Hémorragie intra-oculaire: manquement du médecin à son devoir d'information

Le médecin est tenu de donner à son patient sur son état de santé une information portant sur les différentes investigations, traitements ou actions de prévention qui sont proposés, leur utilité, leur urgence éventuelle, leurs conséquences, les risques fréquents ou graves normalement prévisibles qu'ils comportent ainsi que sur les autres solutions possibles et sur les conséquences prévisibles en cas de refus.

Délivrée au cours d'un entretien individuel, cette information doit être loyale, claire et appropriée, la charge de la preuve de son exécution pesant sur le praticien, même si elle peut être faite par tous moyens (CSP, art. L. 1111-2 et R. 4127-35).

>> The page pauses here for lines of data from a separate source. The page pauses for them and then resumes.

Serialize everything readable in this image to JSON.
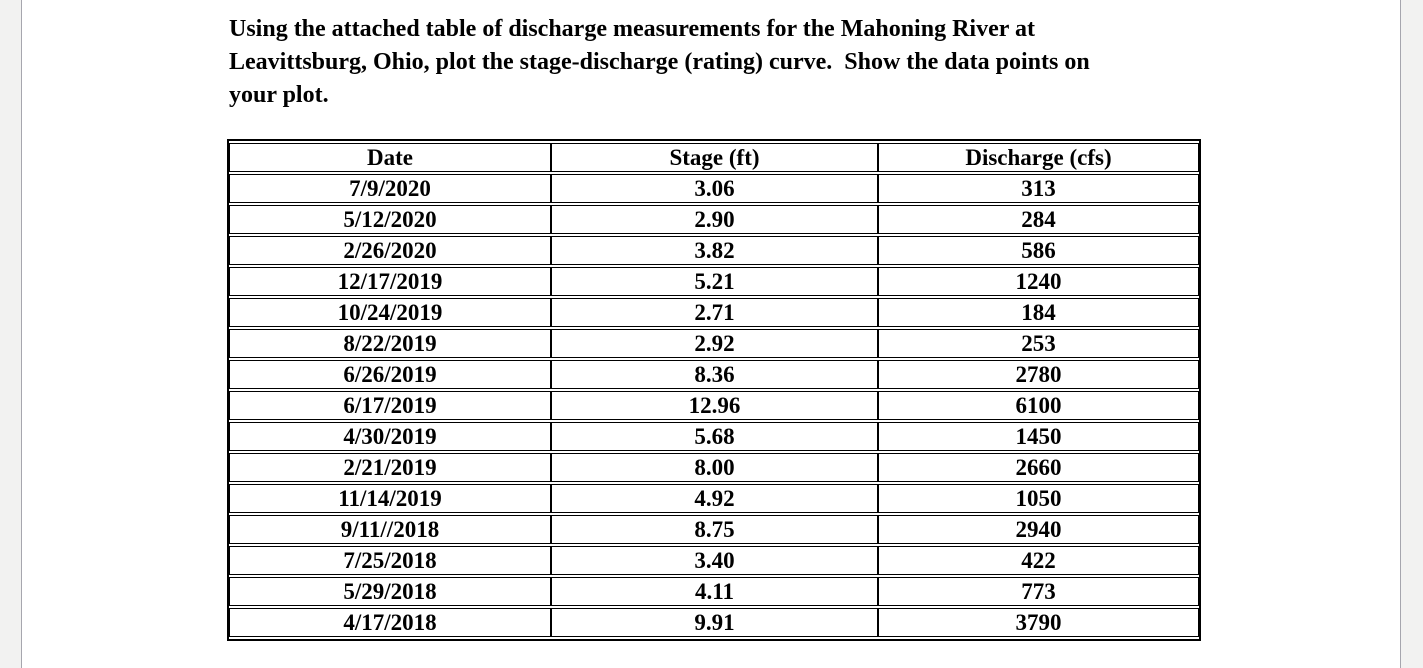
{
  "page": {
    "background_color": "#f2f2f1",
    "paper_color": "#ffffff",
    "edge_line_color": "#a6a6ae",
    "text_color": "#000000"
  },
  "prompt": {
    "full_text": "Using the attached table of discharge measurements for the Mahoning River at Leavittsburg, Ohio, plot the stage-discharge (rating) curve.  Show the data points on your plot.",
    "lines": [
      "Using the attached table of discharge measurements for the Mahoning River at",
      "Leavittsburg, Ohio, plot the stage-discharge (rating) curve.  Show the data points on",
      "your plot."
    ]
  },
  "table": {
    "headers": [
      "Date",
      "Stage (ft)",
      "Discharge (cfs)"
    ],
    "rows": [
      [
        "7/9/2020",
        "3.06",
        "313"
      ],
      [
        "5/12/2020",
        "2.90",
        "284"
      ],
      [
        "2/26/2020",
        "3.82",
        "586"
      ],
      [
        "12/17/2019",
        "5.21",
        "1240"
      ],
      [
        "10/24/2019",
        "2.71",
        "184"
      ],
      [
        "8/22/2019",
        "2.92",
        "253"
      ],
      [
        "6/26/2019",
        "8.36",
        "2780"
      ],
      [
        "6/17/2019",
        "12.96",
        "6100"
      ],
      [
        "4/30/2019",
        "5.68",
        "1450"
      ],
      [
        "2/21/2019",
        "8.00",
        "2660"
      ],
      [
        "11/14/2019",
        "4.92",
        "1050"
      ],
      [
        "9/11//2018",
        "8.75",
        "2940"
      ],
      [
        "7/25/2018",
        "3.40",
        "422"
      ],
      [
        "5/29/2018",
        "4.11",
        "773"
      ],
      [
        "4/17/2018",
        "9.91",
        "3790"
      ]
    ]
  }
}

Il est cependant prévu qu'une situation d'urgence constitue une exception à la délivrance de l'information que le patient est en droit d'attendre.

Commet un manquement à son obligation d'information, le chirurgien ophtalmologiste qui ne délivre pas l'information sur les risques encourus d'une opération intervenant 48h après la chirurgie de la cataracte subie par la patiente, alors que l'état de santé de cette dernière lui permettait de recevoir une information sur l'intervention à laquelle il allait procéder en raison de la rupture capsulaire et de la luxation dans le vitré d'un morceau de cristallin.

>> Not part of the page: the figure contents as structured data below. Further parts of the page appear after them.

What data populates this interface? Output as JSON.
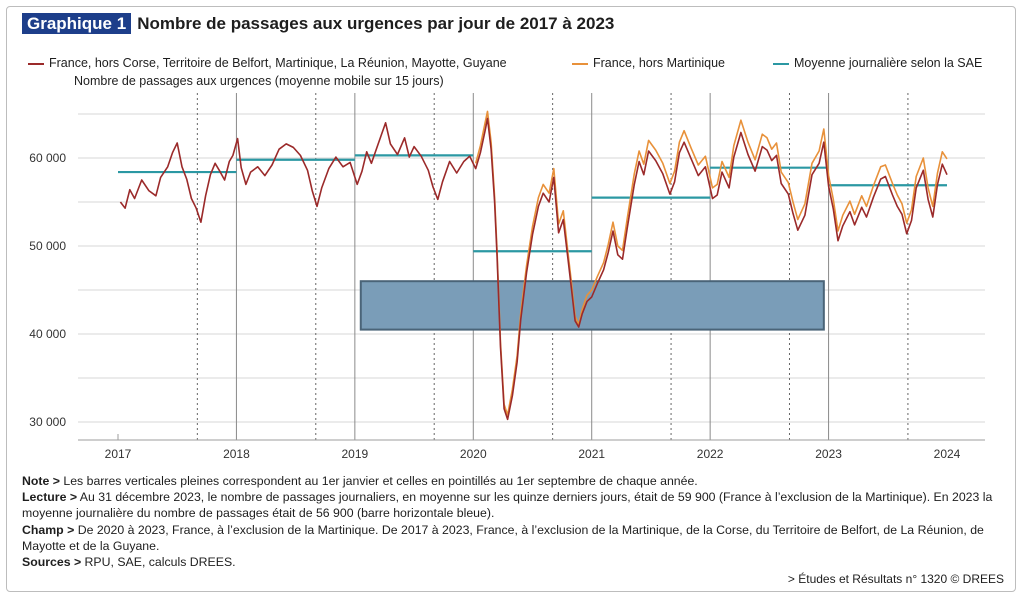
{
  "figure": {
    "badge": "Graphique 1",
    "title": "Nombre de passages aux urgences par jour de 2017 à 2023",
    "subtitle": "Nombre de passages aux urgences (moyenne mobile sur 15 jours)"
  },
  "notes": {
    "note_label": "Note >",
    "note_text": "Les barres verticales pleines correspondent au 1er janvier et celles en pointillés au 1er septembre de chaque année.",
    "lecture_label": "Lecture >",
    "lecture_text": "Au 31 décembre 2023, le nombre de passages journaliers, en moyenne sur les quinze derniers jours, était de 59 900 (France à l’exclusion de la Martinique). En 2023 la moyenne journalière du nombre de passages était de 56 900 (barre horizontale bleue).",
    "champ_label": "Champ >",
    "champ_text": "De 2020 à 2023, France, à l’exclusion de la Martinique. De 2017 à 2023, France, à l’exclusion de la Martinique, de la Corse, du Territoire de Belfort, de La Réunion, de Mayotte et de la Guyane.",
    "sources_label": "Sources >",
    "sources_text": "RPU, SAE, calculs DREES.",
    "citation": "> Études et Résultats n° 1320 © DREES"
  },
  "colors": {
    "series1": "#9b2a2a",
    "series2": "#e8913a",
    "sae": "#2b98a3",
    "box_fill": "#7a9db8",
    "box_stroke": "#4a6478",
    "axis": "#9e9e9e"
  },
  "chart_data": {
    "type": "line",
    "title": "Nombre de passages aux urgences par jour de 2017 à 2023",
    "ylabel": "Nombre de passages aux urgences (moyenne mobile sur 15 jours)",
    "xlabel": "",
    "xlim": [
      2017.0,
      2024.2
    ],
    "ylim": [
      29000,
      66500
    ],
    "x_ticks": [
      "2017",
      "2018",
      "2019",
      "2020",
      "2021",
      "2022",
      "2023",
      "2024"
    ],
    "y_ticks": [
      {
        "value": 30000,
        "label": "30 000"
      },
      {
        "value": 40000,
        "label": "40 000"
      },
      {
        "value": 50000,
        "label": "50 000"
      },
      {
        "value": 60000,
        "label": "60 000"
      }
    ],
    "grid": true,
    "legend_position": "top",
    "vertical_lines": {
      "solid_jan1": [
        2018.0,
        2019.0,
        2020.0,
        2021.0,
        2022.0,
        2023.0
      ],
      "dotted_sep1": [
        2017.67,
        2018.67,
        2019.67,
        2020.67,
        2021.67,
        2022.67,
        2023.67
      ]
    },
    "highlight_box": {
      "x": [
        2019.05,
        2022.96
      ],
      "y": [
        40500,
        46000
      ]
    },
    "series": [
      {
        "name": "France, hors Corse, Territoire de Belfort, Martinique, La Réunion, Mayotte, Guyane",
        "color": "#9b2a2a",
        "points": [
          [
            2017.02,
            55000
          ],
          [
            2017.06,
            54300
          ],
          [
            2017.1,
            56400
          ],
          [
            2017.14,
            55400
          ],
          [
            2017.2,
            57500
          ],
          [
            2017.26,
            56300
          ],
          [
            2017.32,
            55700
          ],
          [
            2017.36,
            57800
          ],
          [
            2017.42,
            59000
          ],
          [
            2017.46,
            60600
          ],
          [
            2017.5,
            61700
          ],
          [
            2017.54,
            59000
          ],
          [
            2017.58,
            57600
          ],
          [
            2017.62,
            55400
          ],
          [
            2017.66,
            54300
          ],
          [
            2017.7,
            52700
          ],
          [
            2017.74,
            55700
          ],
          [
            2017.78,
            58100
          ],
          [
            2017.82,
            59400
          ],
          [
            2017.86,
            58500
          ],
          [
            2017.9,
            57500
          ],
          [
            2017.94,
            59600
          ],
          [
            2017.97,
            60300
          ],
          [
            2018.01,
            62200
          ],
          [
            2018.04,
            58900
          ],
          [
            2018.08,
            57000
          ],
          [
            2018.12,
            58400
          ],
          [
            2018.18,
            59000
          ],
          [
            2018.24,
            58000
          ],
          [
            2018.3,
            59200
          ],
          [
            2018.36,
            61000
          ],
          [
            2018.42,
            61600
          ],
          [
            2018.48,
            61200
          ],
          [
            2018.54,
            60300
          ],
          [
            2018.6,
            58600
          ],
          [
            2018.64,
            56300
          ],
          [
            2018.68,
            54500
          ],
          [
            2018.72,
            56600
          ],
          [
            2018.78,
            58800
          ],
          [
            2018.84,
            60100
          ],
          [
            2018.9,
            59000
          ],
          [
            2018.96,
            59500
          ],
          [
            2019.02,
            57000
          ],
          [
            2019.06,
            58500
          ],
          [
            2019.1,
            60700
          ],
          [
            2019.14,
            59400
          ],
          [
            2019.2,
            61700
          ],
          [
            2019.26,
            64000
          ],
          [
            2019.3,
            61600
          ],
          [
            2019.36,
            60400
          ],
          [
            2019.42,
            62300
          ],
          [
            2019.46,
            60100
          ],
          [
            2019.5,
            61300
          ],
          [
            2019.56,
            60200
          ],
          [
            2019.62,
            58600
          ],
          [
            2019.66,
            56700
          ],
          [
            2019.7,
            55300
          ],
          [
            2019.74,
            57300
          ],
          [
            2019.8,
            59600
          ],
          [
            2019.86,
            58300
          ],
          [
            2019.92,
            59600
          ],
          [
            2019.97,
            60200
          ],
          [
            2020.02,
            58800
          ],
          [
            2020.06,
            60600
          ],
          [
            2020.1,
            63100
          ],
          [
            2020.12,
            64500
          ],
          [
            2020.15,
            61000
          ],
          [
            2020.18,
            55000
          ],
          [
            2020.2,
            49000
          ],
          [
            2020.23,
            38500
          ],
          [
            2020.26,
            31500
          ],
          [
            2020.29,
            30300
          ],
          [
            2020.33,
            33000
          ],
          [
            2020.37,
            36800
          ],
          [
            2020.4,
            41600
          ],
          [
            2020.45,
            47000
          ],
          [
            2020.5,
            51300
          ],
          [
            2020.55,
            54500
          ],
          [
            2020.59,
            56000
          ],
          [
            2020.64,
            55000
          ],
          [
            2020.68,
            57800
          ],
          [
            2020.72,
            51500
          ],
          [
            2020.76,
            53000
          ],
          [
            2020.8,
            48500
          ],
          [
            2020.83,
            45000
          ],
          [
            2020.86,
            41500
          ],
          [
            2020.89,
            40800
          ],
          [
            2020.92,
            42300
          ],
          [
            2020.96,
            43700
          ],
          [
            2021.0,
            44200
          ],
          [
            2021.05,
            45800
          ],
          [
            2021.1,
            47300
          ],
          [
            2021.14,
            49300
          ],
          [
            2021.18,
            51700
          ],
          [
            2021.22,
            49000
          ],
          [
            2021.26,
            48500
          ],
          [
            2021.3,
            52000
          ],
          [
            2021.36,
            57000
          ],
          [
            2021.4,
            59600
          ],
          [
            2021.44,
            58100
          ],
          [
            2021.48,
            60800
          ],
          [
            2021.54,
            59700
          ],
          [
            2021.6,
            58200
          ],
          [
            2021.66,
            55900
          ],
          [
            2021.7,
            57300
          ],
          [
            2021.74,
            60600
          ],
          [
            2021.78,
            61800
          ],
          [
            2021.84,
            59900
          ],
          [
            2021.9,
            58000
          ],
          [
            2021.96,
            59000
          ],
          [
            2022.02,
            55400
          ],
          [
            2022.06,
            55800
          ],
          [
            2022.1,
            58400
          ],
          [
            2022.16,
            56600
          ],
          [
            2022.2,
            60100
          ],
          [
            2022.26,
            62900
          ],
          [
            2022.32,
            60400
          ],
          [
            2022.38,
            58500
          ],
          [
            2022.44,
            61300
          ],
          [
            2022.48,
            60900
          ],
          [
            2022.52,
            59700
          ],
          [
            2022.56,
            60300
          ],
          [
            2022.6,
            57100
          ],
          [
            2022.66,
            55900
          ],
          [
            2022.7,
            53700
          ],
          [
            2022.74,
            51800
          ],
          [
            2022.8,
            53500
          ],
          [
            2022.86,
            58100
          ],
          [
            2022.92,
            59400
          ],
          [
            2022.96,
            61800
          ],
          [
            2023.0,
            56800
          ],
          [
            2023.04,
            54200
          ],
          [
            2023.08,
            50600
          ],
          [
            2023.12,
            52300
          ],
          [
            2023.18,
            53900
          ],
          [
            2023.22,
            52400
          ],
          [
            2023.28,
            54400
          ],
          [
            2023.32,
            53300
          ],
          [
            2023.38,
            55600
          ],
          [
            2023.44,
            57600
          ],
          [
            2023.48,
            57900
          ],
          [
            2023.54,
            55800
          ],
          [
            2023.58,
            54500
          ],
          [
            2023.62,
            53600
          ],
          [
            2023.66,
            51400
          ],
          [
            2023.7,
            52900
          ],
          [
            2023.74,
            56600
          ],
          [
            2023.8,
            58600
          ],
          [
            2023.84,
            55300
          ],
          [
            2023.88,
            53300
          ],
          [
            2023.92,
            57000
          ],
          [
            2023.96,
            59300
          ],
          [
            2024.0,
            58100
          ]
        ]
      },
      {
        "name": "France, hors Martinique",
        "color": "#e8913a",
        "points": [
          [
            2020.02,
            59400
          ],
          [
            2020.06,
            61400
          ],
          [
            2020.1,
            64000
          ],
          [
            2020.12,
            65300
          ],
          [
            2020.15,
            61800
          ],
          [
            2020.18,
            55600
          ],
          [
            2020.2,
            49600
          ],
          [
            2020.23,
            39000
          ],
          [
            2020.26,
            32000
          ],
          [
            2020.29,
            30800
          ],
          [
            2020.33,
            33700
          ],
          [
            2020.37,
            37500
          ],
          [
            2020.4,
            42300
          ],
          [
            2020.45,
            47800
          ],
          [
            2020.5,
            52200
          ],
          [
            2020.55,
            55500
          ],
          [
            2020.59,
            57000
          ],
          [
            2020.64,
            56000
          ],
          [
            2020.68,
            58800
          ],
          [
            2020.72,
            52500
          ],
          [
            2020.76,
            54000
          ],
          [
            2020.8,
            49200
          ],
          [
            2020.83,
            45700
          ],
          [
            2020.86,
            42000
          ],
          [
            2020.89,
            41100
          ],
          [
            2020.92,
            42800
          ],
          [
            2020.96,
            44400
          ],
          [
            2021.0,
            45000
          ],
          [
            2021.05,
            46600
          ],
          [
            2021.1,
            48100
          ],
          [
            2021.14,
            50200
          ],
          [
            2021.18,
            52700
          ],
          [
            2021.22,
            50000
          ],
          [
            2021.26,
            49500
          ],
          [
            2021.3,
            53100
          ],
          [
            2021.36,
            58200
          ],
          [
            2021.4,
            60800
          ],
          [
            2021.44,
            59300
          ],
          [
            2021.48,
            62000
          ],
          [
            2021.54,
            60900
          ],
          [
            2021.6,
            59400
          ],
          [
            2021.66,
            57100
          ],
          [
            2021.7,
            58500
          ],
          [
            2021.74,
            61800
          ],
          [
            2021.78,
            63100
          ],
          [
            2021.84,
            61100
          ],
          [
            2021.9,
            59200
          ],
          [
            2021.96,
            60200
          ],
          [
            2022.02,
            56600
          ],
          [
            2022.06,
            57000
          ],
          [
            2022.1,
            59600
          ],
          [
            2022.16,
            57800
          ],
          [
            2022.2,
            61400
          ],
          [
            2022.26,
            64300
          ],
          [
            2022.32,
            61800
          ],
          [
            2022.38,
            59800
          ],
          [
            2022.44,
            62700
          ],
          [
            2022.48,
            62300
          ],
          [
            2022.52,
            61000
          ],
          [
            2022.56,
            61700
          ],
          [
            2022.6,
            58400
          ],
          [
            2022.66,
            57200
          ],
          [
            2022.7,
            55000
          ],
          [
            2022.74,
            53000
          ],
          [
            2022.8,
            54800
          ],
          [
            2022.86,
            59400
          ],
          [
            2022.92,
            60800
          ],
          [
            2022.96,
            63300
          ],
          [
            2023.0,
            58000
          ],
          [
            2023.04,
            55300
          ],
          [
            2023.08,
            51700
          ],
          [
            2023.12,
            53500
          ],
          [
            2023.18,
            55100
          ],
          [
            2023.22,
            53600
          ],
          [
            2023.28,
            55700
          ],
          [
            2023.32,
            54500
          ],
          [
            2023.38,
            56900
          ],
          [
            2023.44,
            59000
          ],
          [
            2023.48,
            59200
          ],
          [
            2023.54,
            57100
          ],
          [
            2023.58,
            55800
          ],
          [
            2023.62,
            54800
          ],
          [
            2023.66,
            52600
          ],
          [
            2023.7,
            54100
          ],
          [
            2023.74,
            57900
          ],
          [
            2023.8,
            60000
          ],
          [
            2023.84,
            56600
          ],
          [
            2023.88,
            54500
          ],
          [
            2023.92,
            58300
          ],
          [
            2023.96,
            60700
          ],
          [
            2024.0,
            59900
          ]
        ]
      },
      {
        "name": "Moyenne journalière selon la SAE",
        "color": "#2b98a3",
        "segments": [
          {
            "x": [
              2017.0,
              2018.0
            ],
            "y": 58400
          },
          {
            "x": [
              2018.0,
              2019.0
            ],
            "y": 59800
          },
          {
            "x": [
              2019.0,
              2020.0
            ],
            "y": 60300
          },
          {
            "x": [
              2020.0,
              2021.0
            ],
            "y": 49400
          },
          {
            "x": [
              2021.0,
              2022.0
            ],
            "y": 55500
          },
          {
            "x": [
              2022.0,
              2023.0
            ],
            "y": 58900
          },
          {
            "x": [
              2023.0,
              2024.0
            ],
            "y": 56900
          }
        ]
      }
    ]
  }
}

Si l'intervention devait être réalisée dans un court délai, en revanche, ces 48h ne peuvent caractériser une urgence qui aurait autorisé le médecin à passer outre une obligation d'information spécifique.

Le fait que la société française d'ophtalmologie n'ait pas édité de fiche d'information dédiée à cet incident médical ne dispensait par le chirurgien de la fournir sous une autre forme.

Toutefois, le dommage découlant d'une violation du devoir d'information n'est pas l'atteinte à l'intégrité physique elle-même consécutive à l'intervention subie mais la perte d'une chance d'échapper à cette intervention et aux conséquences du risque qui s'est finalement réalisé. Son existence doit s'apprécier en prenant en considération l'état de santé du patient, son évolution prévisible, sa personnalité, les raisons pour lesquelles les investigations ou les soins à risques lui sont proposés ainsi que les caractéristiques de ces investigations, de ces soins et de ces risques, les effets qu'aurait pu avoir une telle information quant à son consentement ou à son refus. Or en l'espèce, l'intervention s'imposait, ce qui signifie que même mieux informée, la victime ne pouvait pas renoncer à cette opération dont l'objet était de protéger une fonction visuelle et sans laquelle elle aurait été perdue.

Reste toutefois, la possible indemnisation du préjudice dit "d'impréparation".